Pero esa conducta no alcanza a impedir el surgimiento de polémicas, bastante amargas a veces, que giran alrededor de la verdadera primacía en el descubrimiento o por el olvido que perjudica a científicos también autores de trabajos tan importantes como los galardonados.

El primer episodio de esta clase ocurrió muy pronto, en la sexta ocasión del premio (1906) que fue también la primera en que se premiaron trabajos relacionados con el conocimiento del sistema nervioso. El comité consideró entonces que dos de los más respetados sabios europeos del momento, el español Santiago Ramón y Cajal y el italiano Camilo Golgi, merecían la distinción por igual: así la adjudicó y publicó, pero la solemne sesión de entrega tuvo caracteres de emotivo enfrentamiento entre ellos.

Empeñado en dilucidar la compleja anatomía microscópica del cerebro humano y los demás órganos que forman el sistema nervioso, Golgi había ideado, hacia 1873, un método para teñir las células de dichos órganos utilizando sales de plata, pues aquéllas no tomaban bien los colorantes con que se estudiaban otros órganos del cuerpo bajo el microscopio de luz. Con la “impregnación cromo-argéntica”, pudieron apreciarse al fin muchos detalles de la arquitectura encefálica y medular. “

De otra parte, don Santiago Ramón y Cajal, que venía estudiando la anatomía al lado de su padre (profesor de disección en la Facultad de Medicina de Zaragoza, España) desde la adolescencia, ideó hacia 1888 algunas modificaciones al método de tinción de Golgi, consiguiendo aún mayores y más completos datos sobre la neuroanatomía microscópica. Por tal trabajo se llegó a considerar su labor en ese campo tan trascendental como la que en el siglo XVI había realizado, en cuanto a la anatomía general, el gran Andrés Vesalio.

Golgi, de 63 años, y Cajal, de 54, tenían méritos suficientes para el premio en 1906; el mundo científico lo reconocía sin problemas; pero en la sesión solemne ni siquiera intercambiaron saludos protocolarios y sí se oyeron en cambio, inesperados párrafos del discurso oficial de Golgi, con amargas observaciones sobre prioridades y” propiedad intelectual” de los logros galardonados.

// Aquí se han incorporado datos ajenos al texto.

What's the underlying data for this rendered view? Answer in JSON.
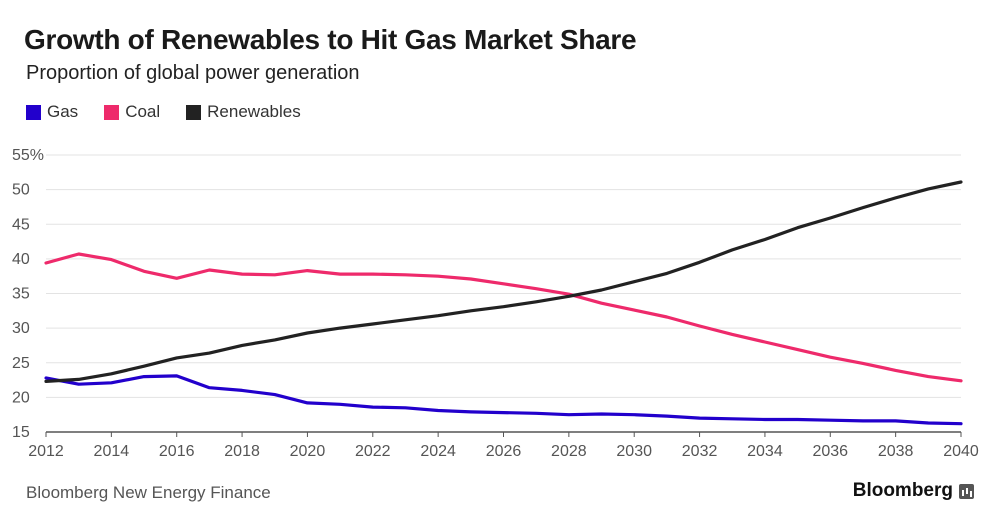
{
  "title": "Growth of Renewables to Hit Gas Market Share",
  "subtitle": "Proportion of global power generation",
  "source": "Bloomberg New Energy Finance",
  "brand": "Bloomberg",
  "legend": [
    {
      "label": "Gas",
      "color": "#2200cc"
    },
    {
      "label": "Coal",
      "color": "#ee2a6b"
    },
    {
      "label": "Renewables",
      "color": "#222222"
    }
  ],
  "chart_data": {
    "type": "line",
    "title": "Growth of Renewables to Hit Gas Market Share",
    "subtitle": "Proportion of global power generation",
    "xlim": [
      2012,
      2040
    ],
    "ylim": [
      15,
      55
    ],
    "xticks": [
      2012,
      2014,
      2016,
      2018,
      2020,
      2022,
      2024,
      2026,
      2028,
      2030,
      2032,
      2034,
      2036,
      2038,
      2040
    ],
    "yticks": [
      15,
      20,
      25,
      30,
      35,
      40,
      45,
      50,
      55
    ],
    "ytick_labels": [
      "15",
      "20",
      "25",
      "30",
      "35",
      "40",
      "45",
      "50",
      "55%"
    ],
    "grid": "horizontal",
    "legend_position": "top-left",
    "x": [
      2012,
      2013,
      2014,
      2015,
      2016,
      2017,
      2018,
      2019,
      2020,
      2021,
      2022,
      2023,
      2024,
      2025,
      2026,
      2027,
      2028,
      2029,
      2030,
      2031,
      2032,
      2033,
      2034,
      2035,
      2036,
      2037,
      2038,
      2039,
      2040
    ],
    "series": [
      {
        "name": "Gas",
        "color": "#2200cc",
        "values": [
          22.8,
          21.9,
          22.1,
          23.0,
          23.1,
          21.4,
          21.0,
          20.4,
          19.2,
          19.0,
          18.6,
          18.5,
          18.1,
          17.9,
          17.8,
          17.7,
          17.5,
          17.6,
          17.5,
          17.3,
          17.0,
          16.9,
          16.8,
          16.8,
          16.7,
          16.6,
          16.6,
          16.3,
          16.2
        ]
      },
      {
        "name": "Coal",
        "color": "#ee2a6b",
        "values": [
          39.4,
          40.7,
          39.9,
          38.2,
          37.2,
          38.4,
          37.8,
          37.7,
          38.3,
          37.8,
          37.8,
          37.7,
          37.5,
          37.1,
          36.4,
          35.7,
          34.9,
          33.6,
          32.6,
          31.6,
          30.3,
          29.1,
          28.0,
          26.9,
          25.8,
          24.9,
          23.9,
          23.0,
          22.4
        ]
      },
      {
        "name": "Renewables",
        "color": "#222222",
        "values": [
          22.3,
          22.6,
          23.4,
          24.5,
          25.7,
          26.4,
          27.5,
          28.3,
          29.3,
          30.0,
          30.6,
          31.2,
          31.8,
          32.5,
          33.1,
          33.8,
          34.6,
          35.5,
          36.7,
          37.9,
          39.5,
          41.3,
          42.8,
          44.5,
          45.9,
          47.4,
          48.8,
          50.1,
          51.1
        ]
      }
    ]
  }
}
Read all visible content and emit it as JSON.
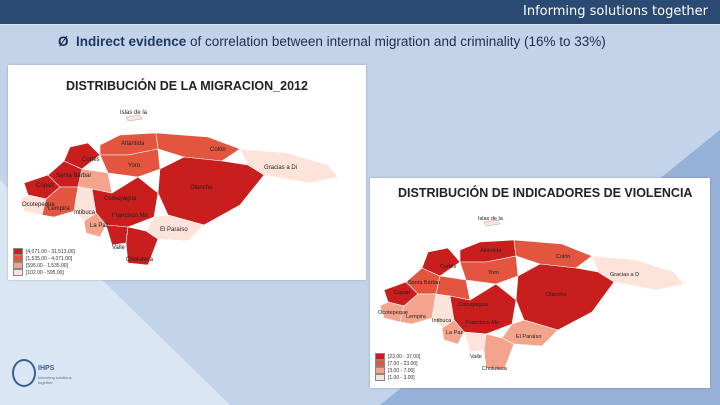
{
  "header": {
    "tagline": "Informing solutions together"
  },
  "bullet": {
    "arrow": "Ø",
    "bold_text": "Indirect evidence",
    "rest_text": " of correlation between internal migration and criminality (16% to 33%)"
  },
  "map_migration": {
    "title": "DISTRIBUCIÓN DE LA MIGRACION_2012",
    "labels": [
      "Islas de la",
      "Atlántida",
      "Colón",
      "Cortés",
      "Yoro",
      "Gracias a Di",
      "Santa Bárbar",
      "Copan",
      "Olancho",
      "Ocotepeque",
      "Lempira",
      "Intibuca",
      "Comayagua",
      "Francisco Mo",
      "La Paz",
      "El Paraíso",
      "Valle",
      "Choluteca"
    ],
    "legend": [
      "[4,071.00 - 31,513.00]",
      "[1,535.00 - 4,071.00]",
      "[595.00 - 1,535.00]",
      "[102.00 - 595.00]"
    ]
  },
  "map_violence": {
    "title": "DISTRIBUCIÓN DE INDICADORES DE VIOLENCIA",
    "labels": [
      "Islas de la",
      "Atlántida",
      "Colón",
      "Cortés",
      "Yoro",
      "Gracias a D",
      "Santa Bárbar",
      "Copan",
      "Olancho",
      "Ocotepeque",
      "Lempira",
      "Intibuca",
      "Comayagua",
      "Francisco Mo",
      "La Paz",
      "El Paraíso",
      "Valle",
      "Choluteca"
    ],
    "legend": [
      "[23.00 - 37.00]",
      "[7.00 - 23.00]",
      "[3.00 - 7.00]",
      "[1.00 - 3.00]"
    ]
  },
  "logo": {
    "acronym": "IHPS",
    "subtitle": "Informing solutions together"
  },
  "colors": {
    "c1": "#c81e1e",
    "c2": "#e4553f",
    "c3": "#f4a48c",
    "c4": "#fde3d9",
    "header_bg": "#2b4a73",
    "slide_bg": "#a9bfe0"
  }
}
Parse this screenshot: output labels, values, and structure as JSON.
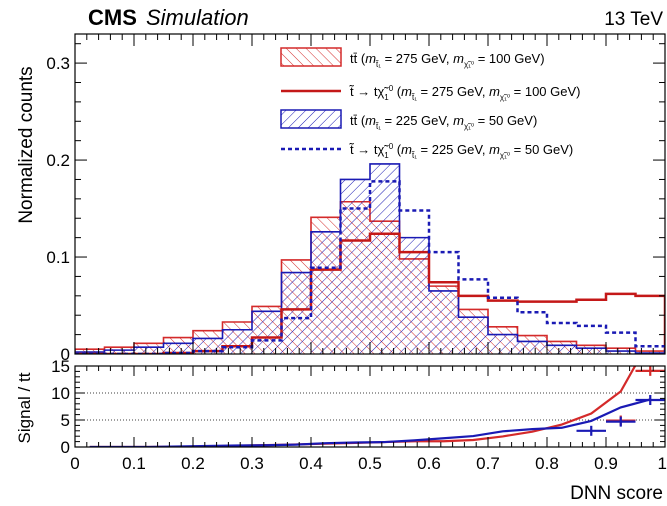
{
  "header": {
    "experiment": "CMS",
    "tag": "Simulation",
    "energy": "13 TeV"
  },
  "chart_data": [
    {
      "type": "histogram",
      "panel": "main",
      "ylabel": "Normalized counts",
      "xlim": [
        0,
        1
      ],
      "ylim": [
        0,
        0.33
      ],
      "yticks": [
        0,
        0.1,
        0.2,
        0.3
      ],
      "ytick_labels": [
        "0",
        "0.1",
        "0.2",
        "0.3"
      ],
      "bin_edges": [
        0,
        0.05,
        0.1,
        0.15,
        0.2,
        0.25,
        0.3,
        0.35,
        0.4,
        0.45,
        0.5,
        0.55,
        0.6,
        0.65,
        0.7,
        0.75,
        0.8,
        0.85,
        0.9,
        0.95,
        1.0
      ],
      "legend_position": "top-right",
      "series": [
        {
          "name": "tt (m_t1 = 275 GeV, m_chi = 100 GeV)",
          "style": "hatched-fill",
          "hatch": "backslash",
          "color": "#d42a2a",
          "values": [
            0.005,
            0.007,
            0.011,
            0.017,
            0.024,
            0.033,
            0.049,
            0.097,
            0.141,
            0.157,
            0.137,
            0.098,
            0.07,
            0.046,
            0.028,
            0.019,
            0.013,
            0.009,
            0.006,
            0.003
          ]
        },
        {
          "name": "stop to t chi (m_t1 = 275 GeV, m_chi = 100 GeV)",
          "style": "solid-line",
          "color": "#c41818",
          "values": [
            0.0,
            0.0,
            0.0,
            0.001,
            0.003,
            0.008,
            0.017,
            0.046,
            0.087,
            0.117,
            0.124,
            0.105,
            0.074,
            0.06,
            0.055,
            0.054,
            0.054,
            0.056,
            0.062,
            0.06
          ]
        },
        {
          "name": "tt (m_t1 = 225 GeV, m_chi = 50 GeV)",
          "style": "hatched-fill",
          "hatch": "slash",
          "color": "#1a1ab4",
          "values": [
            0.002,
            0.004,
            0.007,
            0.011,
            0.016,
            0.025,
            0.044,
            0.084,
            0.126,
            0.18,
            0.196,
            0.12,
            0.065,
            0.038,
            0.02,
            0.013,
            0.009,
            0.006,
            0.003,
            0.001
          ]
        },
        {
          "name": "stop to t chi (m_t1 = 225 GeV, m_chi = 50 GeV)",
          "style": "dashed-line",
          "color": "#1a1ab4",
          "values": [
            0.0,
            0.0,
            0.0,
            0.001,
            0.003,
            0.007,
            0.014,
            0.037,
            0.089,
            0.15,
            0.178,
            0.148,
            0.105,
            0.077,
            0.058,
            0.043,
            0.032,
            0.029,
            0.022,
            0.008
          ]
        }
      ]
    },
    {
      "type": "ratio",
      "panel": "ratio",
      "ylabel": "Signal / tt",
      "xlabel": "DNN score",
      "xlim": [
        0,
        1
      ],
      "ylim": [
        0,
        15
      ],
      "yticks": [
        0,
        5,
        10,
        15
      ],
      "ytick_labels": [
        "0",
        "5",
        "10",
        "15"
      ],
      "xticks": [
        0,
        0.1,
        0.2,
        0.3,
        0.4,
        0.5,
        0.6,
        0.7,
        0.8,
        0.9,
        1
      ],
      "xtick_labels": [
        "0",
        "0.1",
        "0.2",
        "0.3",
        "0.4",
        "0.5",
        "0.6",
        "0.7",
        "0.8",
        "0.9",
        "1"
      ],
      "reference_lines": [
        5,
        10
      ],
      "series": [
        {
          "name": "275/100",
          "color": "#d42a2a",
          "x": [
            0.025,
            0.075,
            0.125,
            0.175,
            0.225,
            0.275,
            0.325,
            0.375,
            0.425,
            0.475,
            0.525,
            0.575,
            0.625,
            0.675,
            0.725,
            0.775,
            0.825,
            0.875,
            0.925,
            0.975
          ],
          "values": [
            0.0,
            0.0,
            0.0,
            0.06,
            0.12,
            0.24,
            0.35,
            0.47,
            0.62,
            0.75,
            0.91,
            1.07,
            1.06,
            1.3,
            1.96,
            2.84,
            4.15,
            6.2,
            10.3,
            20.0
          ]
        },
        {
          "name": "225/50",
          "color": "#1a1ab4",
          "x": [
            0.025,
            0.075,
            0.125,
            0.175,
            0.225,
            0.275,
            0.325,
            0.375,
            0.425,
            0.475,
            0.525,
            0.575,
            0.625,
            0.675,
            0.725,
            0.775,
            0.825,
            0.875,
            0.925,
            0.975
          ],
          "values": [
            0.0,
            0.0,
            0.0,
            0.09,
            0.19,
            0.28,
            0.32,
            0.44,
            0.71,
            0.83,
            0.91,
            1.23,
            1.62,
            2.03,
            2.9,
            3.31,
            3.56,
            4.83,
            7.33,
            8.8
          ]
        }
      ],
      "markers": [
        {
          "series": "275/100",
          "x": 0.925,
          "y": 4.9
        },
        {
          "series": "275/100",
          "x": 0.975,
          "y": 14.1
        },
        {
          "series": "225/50",
          "x": 0.875,
          "y": 3.0
        },
        {
          "series": "225/50",
          "x": 0.925,
          "y": 4.7
        },
        {
          "series": "225/50",
          "x": 0.975,
          "y": 8.7
        }
      ]
    }
  ]
}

Similares situaciones se han planteado en otros años, aunque tal vez de modo menos espectacular. El más reciente episodio fue en 1989, cuando recayó el premio en los norteamericanos Michael Bishop y Harold Varmus, compañeros de trabajo en la Universidad de California en los Ángeles, UCLA.

Trece años antes, en 1976, dieron ellos a conocer los resultados de sus trabajos con un retrovirus cancerígeno, según los cuales el desorden de proliferación celular que llamamos cáncer se inicia por la acción de partículas llamadas “oncogenes”, ligadas a su vez, en ciertos casos, a algunos virus. Pero en la misma línea de trabajo venían otros grupos de investigadores, y la adjudicación del Nobel suscitó declaraciones desapacibles de quienes se sintieron injustamente ignorados a pesar de sus méritos; la polémica subsiguiente aún no se cierra por completo.